Players, coaches and fans from all over the United States and Canada,
who may have made their first ACIT visit 30 years ago, are routinely seen
returning to Allegany County every third weekend of March.
This
ACIT thing is a deep-rooted thing. Jim Yerkovich, the head basketball
coach at Judge Memorial in Salt Lake City, Utah, has made returning here
his team's stated goal before each season. For the guys from Philadelphia,
the ACIT is the same sort of pilgrimage Notre Dame Subway Alumni embark
upon with their annual fall trips to South Bend, Ind. The Baltimore Catholic
League coaches will attend the ACIT every year. Every one of them. And
the DeMatha players once voted down a trip to Ireland so they could return
to Allegany County for yet another ACIT.
The
Stags, of course, of head coach Morgan Wootten, have embraced this tournament
as if it were their own. And, once the games begin...well, it nearly has
been.
In
31 visits, DeMatha has won a landslide record of 17 ACIT championships,
their most recent one coming last year with a 67-55 victory over Archbishop
Spalding. It was the Stags' third straight title here and overall they
carry a 77-16 ACIT record
Philadelphia's
Roman Catholic Cahillites are second to DeMatha's run of titles with five,
and carry a 42-21 career mark.
Twenty-one
former ACIT players have made it to the NBA and with the likes of Eddie
Griffin (Roman Catholic), Ruben Boumtje-Boumtje (Archbishop Carroll, D.C.),
Juan Dixon (Calvert Hall), Joe Forte and Keith Bogans (DeMatha) currently
making big names for themselves at college basketball powers Seton Hall,
Georgetown, Maryland, North Carolina and Kentucky, that number will soon
increase.
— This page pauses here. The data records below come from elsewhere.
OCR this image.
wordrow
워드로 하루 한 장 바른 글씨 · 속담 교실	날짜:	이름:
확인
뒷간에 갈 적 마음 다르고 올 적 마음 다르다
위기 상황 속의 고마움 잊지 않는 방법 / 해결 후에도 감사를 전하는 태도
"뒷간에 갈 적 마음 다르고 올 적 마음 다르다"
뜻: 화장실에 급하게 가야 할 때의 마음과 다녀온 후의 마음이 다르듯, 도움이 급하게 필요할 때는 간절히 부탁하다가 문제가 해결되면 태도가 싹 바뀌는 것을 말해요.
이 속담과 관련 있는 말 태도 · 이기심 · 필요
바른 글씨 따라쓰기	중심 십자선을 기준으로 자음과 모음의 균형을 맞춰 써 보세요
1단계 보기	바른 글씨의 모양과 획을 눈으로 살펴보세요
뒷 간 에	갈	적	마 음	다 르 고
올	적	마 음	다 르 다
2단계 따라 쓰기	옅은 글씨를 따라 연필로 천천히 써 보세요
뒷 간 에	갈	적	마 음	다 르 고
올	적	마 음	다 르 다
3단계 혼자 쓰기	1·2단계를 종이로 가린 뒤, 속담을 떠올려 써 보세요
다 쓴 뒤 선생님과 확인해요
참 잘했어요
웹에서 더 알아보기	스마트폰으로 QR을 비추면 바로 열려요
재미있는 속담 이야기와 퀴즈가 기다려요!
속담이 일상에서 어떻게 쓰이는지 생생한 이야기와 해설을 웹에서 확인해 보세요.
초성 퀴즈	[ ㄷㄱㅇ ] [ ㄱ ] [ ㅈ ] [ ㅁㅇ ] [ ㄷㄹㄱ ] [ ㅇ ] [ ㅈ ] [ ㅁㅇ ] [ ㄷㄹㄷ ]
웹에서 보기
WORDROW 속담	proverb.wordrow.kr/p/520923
Of course, there is no such thing as a sure thing, but it is
likely a future NBA player is in this year's ACIT field.
The
most famous players to play in the ACIT were Austin Carr (Mackin) and
Adrian Dantley (DeMatha), both of whom enjoyed All-American careers at
Notre Dame and long, distinguished careers in the NBA. Would it be possible
to list all of the big names who were ACIT players before they were known
nationally? Of Course. And the entire list fills two pages in this program.
Aside
from Wootten, a member of the Naismith Memorial Basketball Hall of Fame
and the winningest basketball coach in history, some of the most famous
coaching names to pass through the ACIT on their way to national prominence
include Frank Layden, the architect of the Utah Jazz' sustained run of
NBA excellence; former Roman Catholic head coach Speedy Morris, the current
head coach of La Salle University; Sidney Lowe, Whittenburg's former teammate
at DeMatha and N.C. State, head coach of the NBA Vancouver Grizzlies;
and former DeMatha assistant coaches Perry Clark, University of Miami
head coach; Eddie Fogler, South Carolina head coach; and Mike Brey, the
first-year head coach at Notre Dame.
The
ACIT was born in Cumberland's tiny SS. Peter & Paul gymnasium, grew
into and out of the Allegany High School gym just up the street, and now
has made the turn toward its golden years at Frostburg State University's
Bobcat Arena. The tournament has been copied throughout the country, but
never topped because, as Dereck Whittenburg said, visiting players, coaches
and fans are treated no better than they are in Allegany County at the
Alhambra Catholic Invitational Tournament.
The
teams from all over North America, in turn, annually express their appreciation
for the hospitality with the finest high school basketball seen anywhere.